Semisweet/Bittersweet Chocolate
Semisweet and bittersweet are often found on bags of chocolate chips. However, the meanings can be a bit confusing. The FDA says semisweet and bittersweet can be interchangeable. They both fall under the same category, “sweet chocolate”. Semisweet and bittersweet must have at least 35 per cent cocoa. The percentage of ingredients does not have to be related to quality. A 35 per cent chocolate is 35 per cent cocoa bean, while 65 per cent are other ingredients like sugar, milk powder, or soy lecithin. What about milk powder? Yes, powdered milk is used to make chocolate. Liquids won’t mix well with chocolate.
Dark Chocolate
Dark chocolate is something I spend my entire day thinking about, tasting and discussing. Surprisingly, there’s no legal definition. Technically, dark chocolate is a bar of bittersweet or semisweet chocolate. Therefore, it’s also called “sweet chocolate.” However, even though we tend to think of milk and dark chocolate as being opposites, there’s no reason why dark chocolate shouldn’t contain dairy. It does, often. There is no legal definition of “sweet chocolate, ” so dark chocolate has no specific percentage. However, it must be above the 35% required to make semisweet or bittersweet. Anything above 55% will be labelled as dark. A lot of dark chocolate is now being made from single-origin chocolate. Single-origin is when all the beans are from the same place. This allows you to taste the terroir, and different chocolates may have different notes.
Milk Chocolate
The ingredients for milk chocolate are sugar, cocoa nibs and milk powder. It must contain at least 15% cocoa to be legal milk chocolate. There are also plant-based options made with almond, coconut, or oat milk.
White Chocolate
White chocolate is something that everyone has an opinion on, regardless of whether you like it or not. Some people even say it isn’t real chocolate. It is, however, real chocolate if it meets certain requirements.

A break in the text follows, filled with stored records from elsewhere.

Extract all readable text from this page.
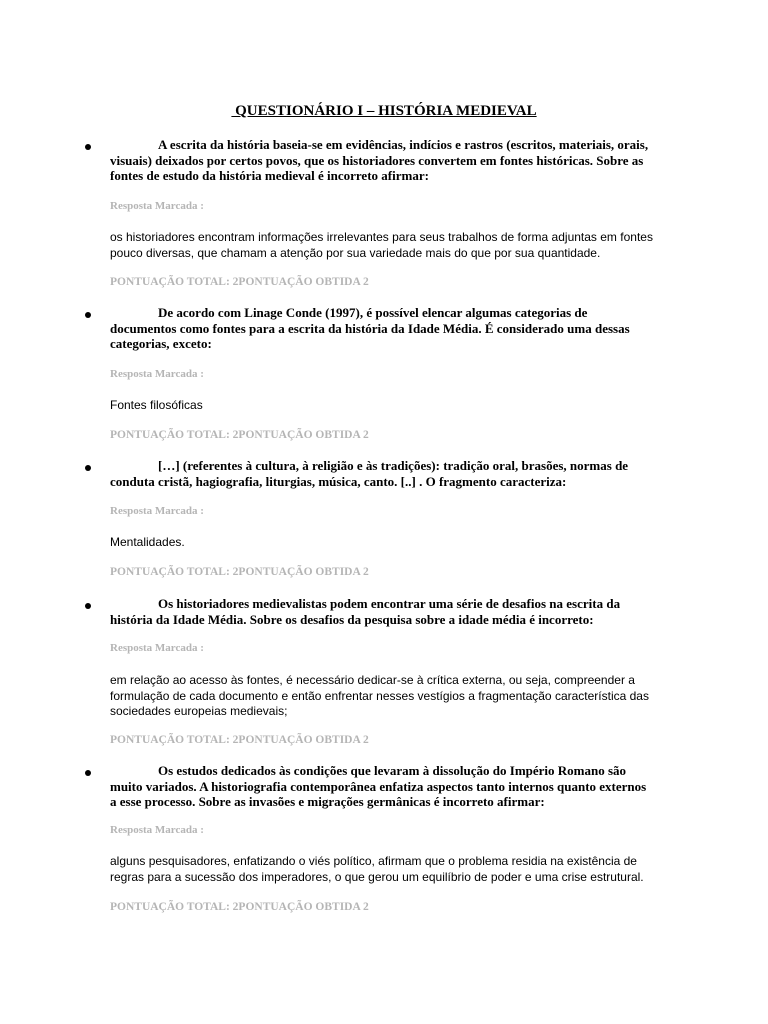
QUESTIONÁRIO I – HISTÓRIA MEDIEVAL
A escrita da história baseia-se em evidências, indícios e rastros (escritos, materiais, orais, visuais) deixados por certos povos, que os historiadores convertem em fontes históricas. Sobre as fontes de estudo da história medieval é incorreto afirmar:
Resposta Marcada :
os historiadores encontram informações irrelevantes para seus trabalhos de forma adjuntas em fontes pouco diversas, que chamam a atenção por sua variedade mais do que por sua quantidade.
PONTUAÇÃO TOTAL: 2PONTUAÇÃO OBTIDA 2
De acordo com Linage Conde (1997), é possível elencar algumas categorias de documentos como fontes para a escrita da história da Idade Média. É considerado uma dessas categorias, exceto:
Resposta Marcada :
Fontes filosóficas
PONTUAÇÃO TOTAL: 2PONTUAÇÃO OBTIDA 2
[…] (referentes à cultura, à religião e às tradições): tradição oral, brasões, normas de conduta cristã, hagiografia, liturgias, música, canto. [..] . O fragmento caracteriza:
Resposta Marcada :
Mentalidades.
PONTUAÇÃO TOTAL: 2PONTUAÇÃO OBTIDA 2
Os historiadores medievalistas podem encontrar uma série de desafios na escrita da história da Idade Média. Sobre os desafios da pesquisa sobre a idade média é incorreto:
Resposta Marcada :
em relação ao acesso às fontes, é necessário dedicar-se à crítica externa, ou seja, compreender a formulação de cada documento e então enfrentar nesses vestígios a fragmentação característica das sociedades europeias medievais;
PONTUAÇÃO TOTAL: 2PONTUAÇÃO OBTIDA 2
Os estudos dedicados às condições que levaram à dissolução do Império Romano são muito variados. A historiografia contemporânea enfatiza aspectos tanto internos quanto externos a esse processo. Sobre as invasões e migrações germânicas é incorreto afirmar:
Resposta Marcada :
alguns pesquisadores, enfatizando o viés político, afirmam que o problema residia na existência de regras para a sucessão dos imperadores, o que gerou um equilíbrio de poder e uma crise estrutural.
PONTUAÇÃO TOTAL: 2PONTUAÇÃO OBTIDA 2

The main ingredient in white chocolate should be cocoa butter. This is the natural fat found in cocoa beans. It should not contain any other fats, such as palm oil, so white chocolate has a bad reputation. The United States law requires that white chocolate contain at least 20% cocoa butter and no other vegetable fat. There are also restrictions on how much milk, fat, and sugar-white chocolate can contain. The bottom line is that real chocolate must be made from cocoa butter. You should hate the game and not the player.